Are you frustrated with all of the conditions and limitations being sought to be placed on insurer examination rights pursuant to the Statutory Accident Benefits Schedule?  Read on, McDuff….

On October 8, 2015 a helpful FSCO decision was released with respect to the limits of an insurer examination. 

The Applicant, Deschambault, applied for non-earner benefits which Wawanesa had denied based on a Section 44(1) multi-disciplinary assessment in 2013. A notice to attend a second round of assessments was served by Wawanesa in 2014. The Applicant did not attend because Wawanesa would not agree to six conditions. 

Wawanesa sought to preclude the arbitration from proceeding and preclude the plaintiff’s entitlement to non-earner benefits through an in writing preliminary motion. Although Arbitrator Rogers ultimately stayed the Arbitration and ordered the insurer examinations and reserved judgment on non-earner entitlements (based on Section 37(7) and 37(8) of the Schedule), he made a number of findings that will inevitably be helpful to defence counsel faced with a Claimant wanting to limit insurer rights under Section 44 of the Schedule (section 282 of the Insurance Act, R.S.O. 1990, c.I.8). The elusive test of “reasonableness” in considering a proposed assessment has been greatly clarified by this decision.

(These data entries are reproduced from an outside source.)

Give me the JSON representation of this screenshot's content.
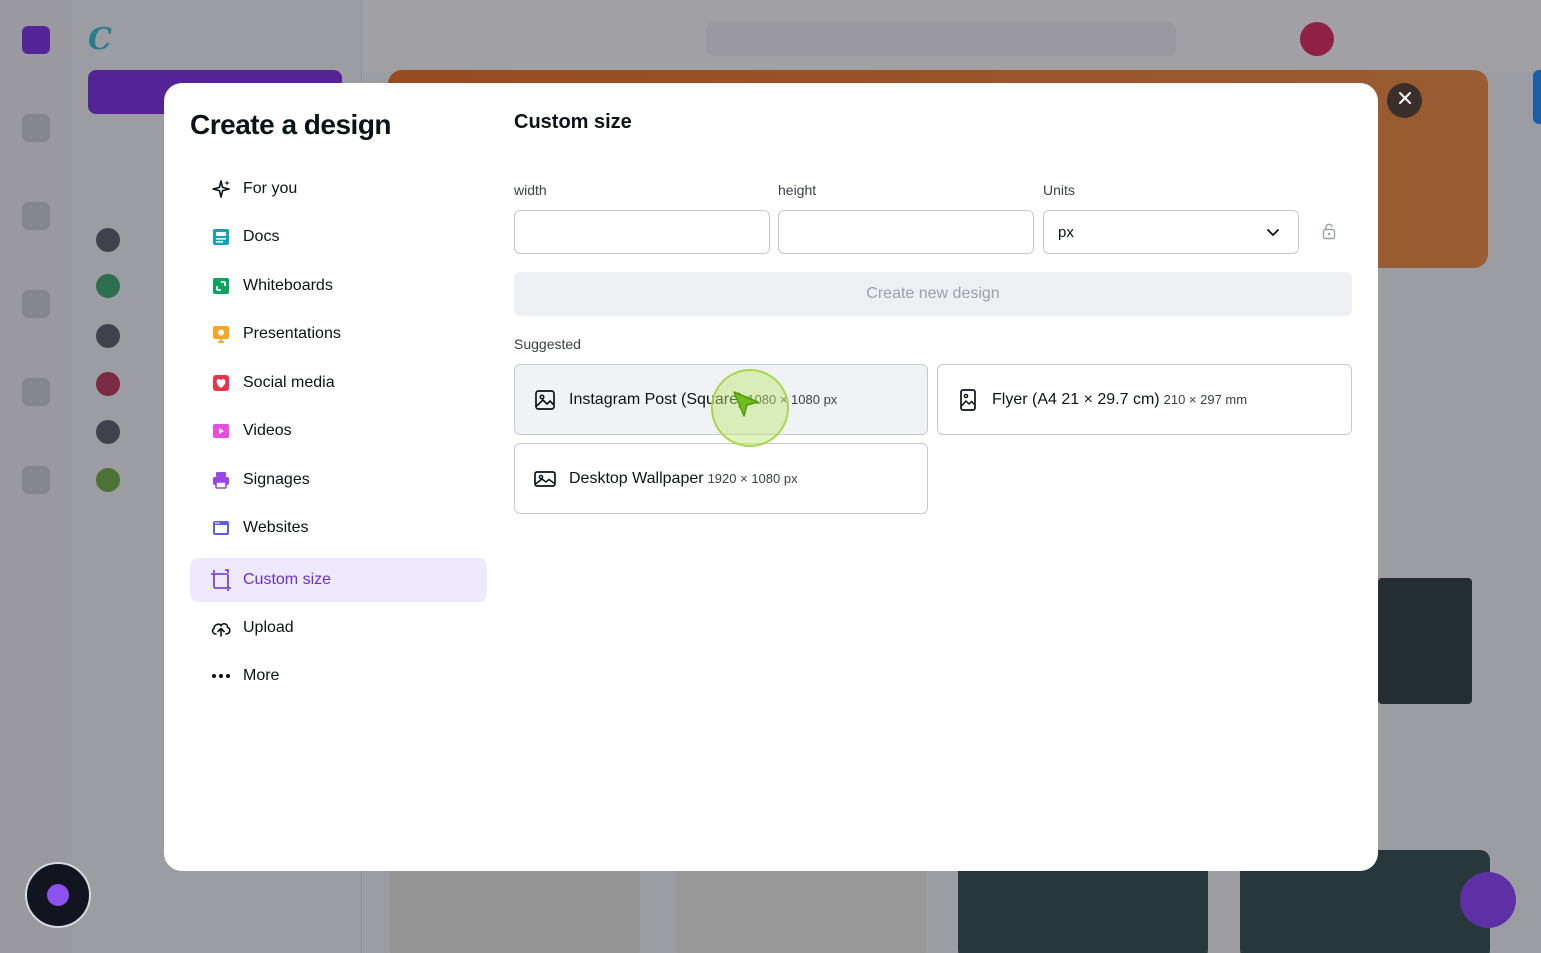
{
  "modal": {
    "title": "Create a design",
    "nav": [
      {
        "label": "For you",
        "icon": "sparkle-icon",
        "color": "#0d1216"
      },
      {
        "label": "Docs",
        "icon": "docs-icon",
        "color": "#13a3b5"
      },
      {
        "label": "Whiteboards",
        "icon": "whiteboard-icon",
        "color": "#0ba360"
      },
      {
        "label": "Presentations",
        "icon": "presentation-icon",
        "color": "#f5a623"
      },
      {
        "label": "Social media",
        "icon": "heart-icon",
        "color": "#e8334a"
      },
      {
        "label": "Videos",
        "icon": "video-icon",
        "color": "#e84de0"
      },
      {
        "label": "Signages",
        "icon": "printer-icon",
        "color": "#9b45e8"
      },
      {
        "label": "Websites",
        "icon": "website-icon",
        "color": "#5b5ce8"
      },
      {
        "label": "Custom size",
        "icon": "custom-size-icon",
        "color": "#6a2fd1",
        "active": true
      },
      {
        "label": "Upload",
        "icon": "cloud-upload-icon",
        "color": "#0d1216"
      },
      {
        "label": "More",
        "icon": "more-icon",
        "color": "#0d1216"
      }
    ],
    "content": {
      "title": "Custom size",
      "width_label": "width",
      "width_value": "",
      "height_label": "height",
      "height_value": "",
      "units_label": "Units",
      "units_value": "px",
      "create_button": "Create new design",
      "suggested_label": "Suggested",
      "suggestions": [
        {
          "name": "Instagram Post (Square)",
          "size": "1080 × 1080 px",
          "icon": "image-icon"
        },
        {
          "name": "Flyer (A4 21 × 29.7 cm)",
          "size": "210 × 297 mm",
          "icon": "portrait-image-icon"
        },
        {
          "name": "Desktop Wallpaper",
          "size": "1920 × 1080 px",
          "icon": "landscape-image-icon"
        }
      ]
    }
  },
  "colors": {
    "accent": "#6a2fd1",
    "active_bg": "#efe9fd"
  }
}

Firstly, Deschamblault objected to the fact that the company co-ordinating the assessments were not health care professionals and other similar companies had been found to engage in improper conduct. Arbitrator Rogers stated, “this fact is irrelevant”. As such, the use of assessment centers to co-ordinate assessments, even those accused of engaging in improper conduct, is a non starter.

Deschamblault also insisted on his lawyer approving the form of written consent required to be signed by the assessor before the assessment takes place. This issue, Arbitrator Rogers said was, “a red herring”. He further noted that Luther and Economical Mutual Insurance Company FSCO A10-003773, May 23, 2012 “did not confer the right to prior legal advice with regard to all proposed consents”. The problem with getting pre-approval of the wording of consents by assessors seems to be resolved with this statement.

Thirdly, Deschambault insisted the examination be limited to only his new medical productions, otherwise Wawanesa could use the examination to bolster its’ previous denial. “I doubt that an in-person attendance serves any purpose, if the assessors are limited to commenting on new productions…examinations are not deemed unreasonable, simply because they might also prove to be useful”. So much for that argument. 

Fourthly, Deschambault requested the examination last no longer than an hour because of the short period of time between and the fact that two of the three assessors were the same.  Arbitrator Rogers found that there was no history of misconduct by Wawanesa and that although “examinations are inherently intrusive…that fact alone is not reason for restricting” Wawanesa’s section 44(9)(2.iii) rights. 

The fifth issue Deschambault raised was the limitation of the examinations to the issue of non-earner benefits. Wawanesa had already conceded that this was to be the subject of the IE in their Notices. Arbitrator Rogers found no basis to require the same limitation in the consent in addition, as purported to be required by Deschambault’s counsel.

Lastly, Deschambault insisted on the assessors issuing a single report, based on the new examination. Arbitrator Rogers found no “reasonable basis” for that proposed limit and found that it actually ran contrary to Deschambault’s position that in-person examinations should be avoided.

In working out reasonable terms for an insurer assessment, counsel must consider the six basic elements; timing, prejudice, number and nature of previous assessments, nature of requested assessments, any new issues and a nexus between the assessment and the injuries, Arbitrator Rogers has provided not only a useful ruling on actual issues often raised between counsel but a shift in broadening the insurer’s ability to use Section 44 to fully understand whether or not an insured is entitled to benefits.